Betrug

Falsche Polizisten in Oberfranken unterwegs: Polizei sucht Mann mit dunklem Mundschutz

Die Polizei warnt erneut vor falschen Polizisten in Oberfranken. Es gebe aktuell vermehrt Anrufe dieser Betrugsmasche. Weiterhin sucht die Polizei einen Mann mit dunklem Mundschutz.

Die oberfränkische Polizei warnt erneut ausdrücklich vor dreisten Betrügern, die sich am Telefon als Polizisten ausgeben, um an das Geld ihrer Opfer zu gelangen. Am Montag kam es wieder zu einer Vielzahl von Anrufen dieser falschen Polizeibeamten. In einem Fall gelang es den Tätern, einen fünfstelligen Eurobetrag zu ergaunern. Die Kriminalpolizei hat die Ermittlungen aufgenommen.

Falsche Polizisten in Oberfranken unterwegs

Zwischen 20.30 Uhr und 23.30 Uhr häuften sich im Stadtgebiet und Landkreis Kulmbach die Anrufe durch falsche Polizeibeamte. Auch aus der Stadt und dem Landkreis Coburg wurden Anrufe der Trickbetrüger gemeldet, teilt die oberfränkische Polizei mit.

In den meisten Fällen versuchen die Anrufer ihre ahnungslosen Opfer davon zu überzeugen, dass bei festgenommenen Einbrechern eine Liste mit Namen und Adressen aufgefunden wurde, worauf auch ihre Adresse stehe. Die angeblichen Kriminalbeamten seien um den Besitz der Angerufenen besorgt und fragen nach vorhandenen Wertgegenständen und Geldbeständen.

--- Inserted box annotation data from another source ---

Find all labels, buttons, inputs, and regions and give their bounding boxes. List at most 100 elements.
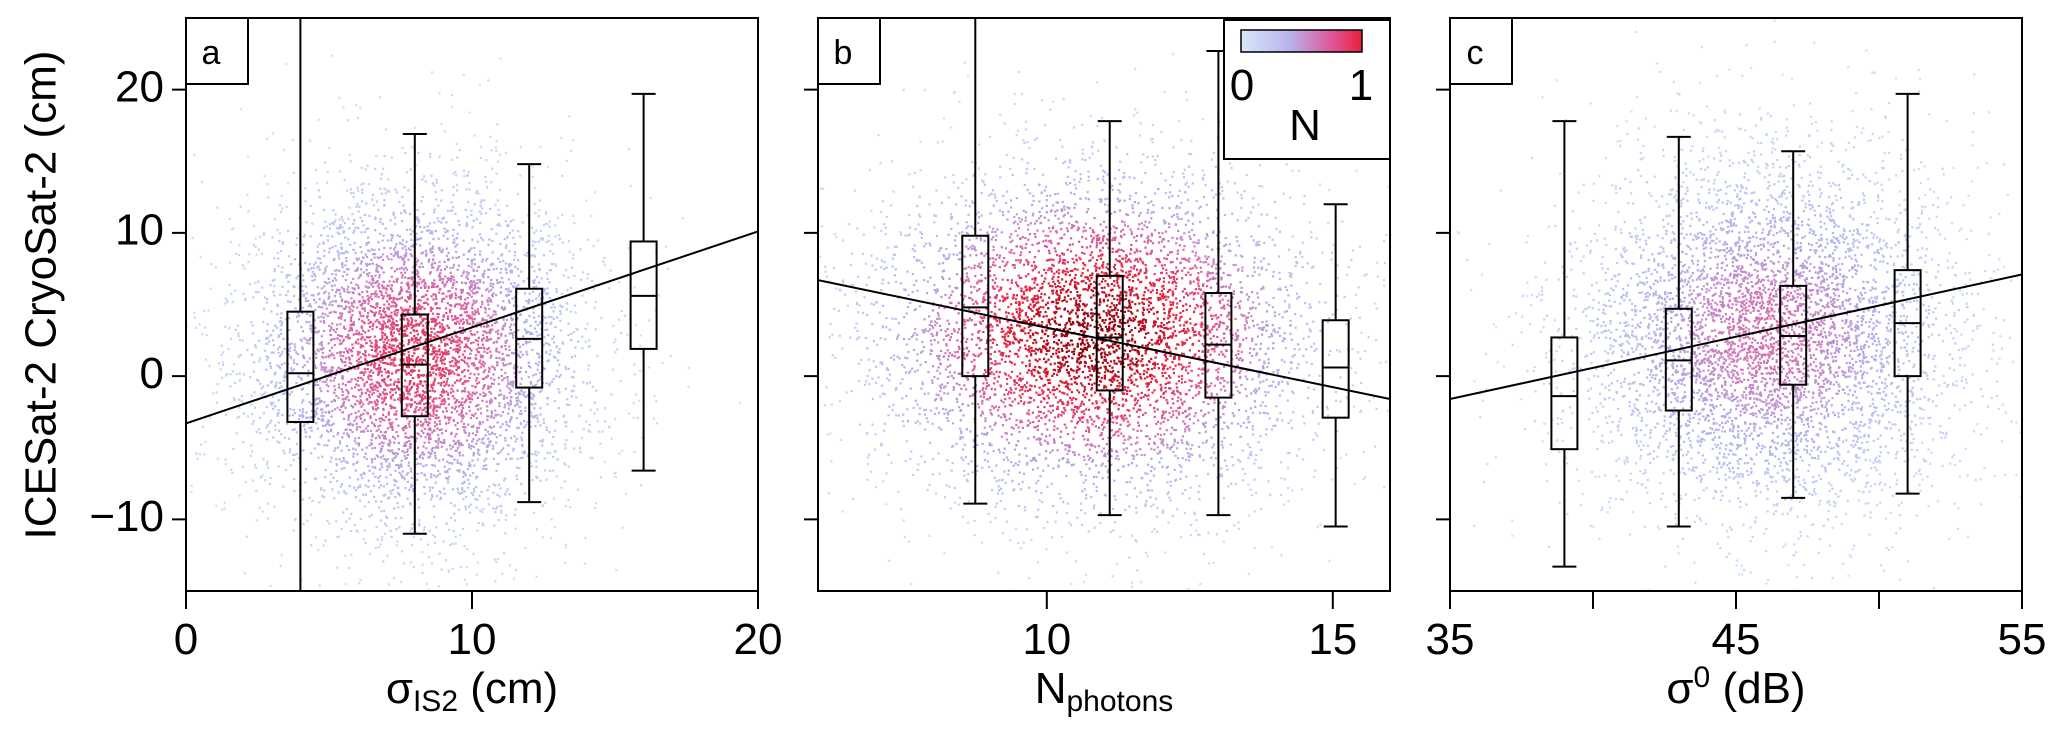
density-point <box>340 247 343 250</box>
density-point <box>509 402 512 406</box>
density-point <box>375 344 378 347</box>
density-point <box>293 489 296 493</box>
density-point <box>551 380 554 383</box>
density-point <box>481 317 484 320</box>
density-point <box>400 465 403 468</box>
density-point <box>296 353 299 356</box>
density-point <box>440 445 443 448</box>
density-point <box>544 469 547 472</box>
density-point <box>550 316 553 319</box>
density-point <box>584 327 587 331</box>
density-point <box>500 334 503 337</box>
density-point <box>469 474 472 477</box>
density-point <box>535 285 538 288</box>
density-point <box>404 271 407 274</box>
density-point <box>259 382 262 385</box>
density-point <box>386 295 389 298</box>
density-point <box>391 394 394 397</box>
density-point <box>273 278 276 281</box>
density-point <box>392 298 395 301</box>
density-point <box>238 406 241 409</box>
density-point <box>463 311 466 314</box>
density-point <box>355 415 358 418</box>
density-point <box>475 573 479 576</box>
density-point <box>386 554 389 557</box>
density-point <box>510 269 513 272</box>
density-point <box>396 268 399 271</box>
density-point <box>430 366 433 369</box>
density-point <box>496 224 499 227</box>
density-point <box>490 227 493 231</box>
density-point <box>530 382 533 385</box>
density-point <box>375 367 378 371</box>
density-point <box>468 443 471 446</box>
density-point <box>421 178 424 181</box>
density-point <box>253 406 257 409</box>
density-point <box>307 369 310 372</box>
density-point <box>434 417 437 420</box>
density-point <box>444 352 447 355</box>
density-point <box>447 421 450 424</box>
density-point <box>450 295 453 298</box>
density-point <box>649 196 652 200</box>
density-point <box>463 330 467 333</box>
density-point <box>535 575 538 578</box>
density-point <box>473 490 476 493</box>
density-point <box>359 518 362 521</box>
density-point <box>403 353 406 356</box>
density-point <box>301 306 304 309</box>
density-point <box>376 281 379 284</box>
density-point <box>294 421 297 425</box>
density-point <box>438 371 441 374</box>
density-point <box>304 435 308 438</box>
density-point <box>434 535 437 538</box>
density-point <box>341 361 344 364</box>
density-point <box>424 250 427 253</box>
density-point <box>377 476 380 480</box>
density-point <box>552 303 555 306</box>
density-point <box>324 303 327 306</box>
density-point <box>550 306 553 309</box>
density-point <box>687 385 690 388</box>
density-point <box>395 418 398 421</box>
density-point <box>396 328 399 331</box>
density-point <box>375 525 378 529</box>
density-point <box>353 301 356 304</box>
density-point <box>570 310 573 313</box>
density-point <box>348 423 351 426</box>
density-point <box>451 542 454 545</box>
density-point <box>477 312 480 315</box>
density-point <box>505 244 508 247</box>
density-point <box>525 424 528 427</box>
density-point <box>279 250 283 253</box>
density-point <box>420 237 423 240</box>
density-point <box>281 240 284 244</box>
density-point <box>503 377 506 380</box>
density-point <box>336 433 339 436</box>
density-point <box>378 290 381 293</box>
density-point <box>379 350 382 353</box>
density-point <box>539 237 542 240</box>
density-point <box>380 456 383 459</box>
density-point <box>354 332 357 335</box>
density-point <box>518 467 521 470</box>
density-point <box>450 411 453 414</box>
density-point <box>348 365 351 369</box>
density-point <box>552 310 555 313</box>
density-point <box>366 316 369 319</box>
density-point <box>603 256 606 259</box>
density-point <box>538 356 541 359</box>
density-point <box>236 416 239 419</box>
density-point <box>434 440 437 443</box>
density-point <box>375 355 378 358</box>
density-point <box>392 327 395 330</box>
density-point <box>467 434 470 437</box>
density-point <box>443 344 447 347</box>
density-point <box>412 488 415 491</box>
density-point <box>447 384 451 387</box>
density-point <box>442 374 445 377</box>
density-point <box>517 274 520 277</box>
density-point <box>471 303 474 306</box>
density-point <box>413 383 416 386</box>
density-point <box>395 303 398 307</box>
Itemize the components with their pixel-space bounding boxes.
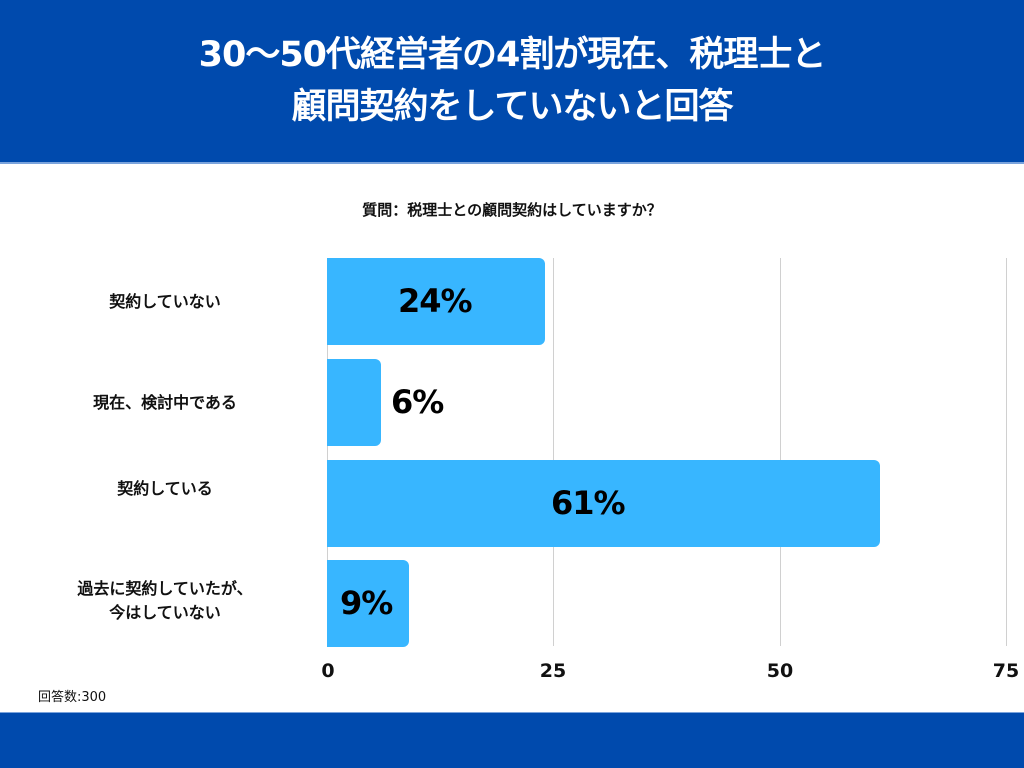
bar-not-contracted (327, 258, 545, 345)
category-label: 契約していない (109, 292, 221, 311)
category-label: 契約している (117, 479, 213, 498)
category-label: 現在、検討中である (93, 393, 237, 412)
x-tick-75: 75 (992, 660, 1020, 682)
x-tick-50: 50 (766, 660, 794, 682)
gridline-75 (1006, 258, 1007, 646)
title-line-1: 30〜50代経営者の4割が現在、税理士と (198, 35, 827, 75)
category-label-multiline: 過去に契約していたが、 今はしていない (40, 577, 290, 625)
bar-contracted (327, 460, 880, 547)
response-count-note: 回答数:300 (38, 690, 107, 705)
gridline-0 (327, 258, 328, 646)
x-tick-0: 0 (321, 660, 335, 682)
bar-value-label: 24% (398, 282, 473, 320)
category-label-line-1: 過去に契約していたが、 (77, 579, 253, 598)
gridline-50 (780, 258, 781, 646)
footer-banner (0, 712, 1024, 768)
title-line-2: 顧問契約をしていないと回答 (291, 87, 734, 127)
bar-value-label: 9% (340, 584, 393, 622)
title-banner: 30〜50代経営者の4割が現在、税理士と 顧問契約をしていないと回答 (0, 0, 1024, 164)
x-tick-25: 25 (539, 660, 567, 682)
category-label-line-2: 今はしていない (109, 603, 221, 622)
bar-value-label: 61% (551, 484, 626, 522)
bar-previously-contracted (327, 560, 409, 647)
chart-subtitle: 質問：税理士との顧問契約はしていますか？ (362, 201, 662, 219)
gridline-25 (553, 258, 554, 646)
bar-considering (327, 359, 381, 446)
bar-value-label: 6% (391, 383, 444, 421)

In einer weiteren Version sei es in der Nachbarschaft zu einem Überfall oder Einbruch gekommen, zu denen die Opfer nun befragt werden sollen. In beiden Fällen handelt es sich jedoch nur um eine Masche, um an Geld zu gelangen, erklärt die Polizei.

Polizisten retten Rentnerin vor Betrug

Bei einem Großteil der Anrufe blieb es am Montag beim erfolglosen Versuch. Eine Rentnerin aus dem Landkreis Coburg konnte gerade noch rechtzeitig von „echten“ Polizisten davon abgehalten werden, einen bereits abgehobenen hohen dreistelligen Betrag an die falschen Polizisten zu übergeben.

Bei einer Frau aus dem Stadtgebiet Kulmbach waren die Betrüger allerdings erfolgreich. Es gelang ihnen „einen mittleren fünfstelligen Eurobetrag zu ergaunern“, erläutert die Polizei. Die Kriminalpolizei Bayreuth hat hierzu die Ermittlungen aufgenommen und bittet um Mithilfe aus der Bevölkerung.

Opfer beschreibt Täter in Kulmbach

Das Opfer beschrieb den männlichen Geldabholer als „südländischen Typ mit dunklen Haaren und kräftiger Statur“. Er sei etwa 185 Zentimeter groß und trug einen dunklen Mundschutz sowie dunkle Bekleidung.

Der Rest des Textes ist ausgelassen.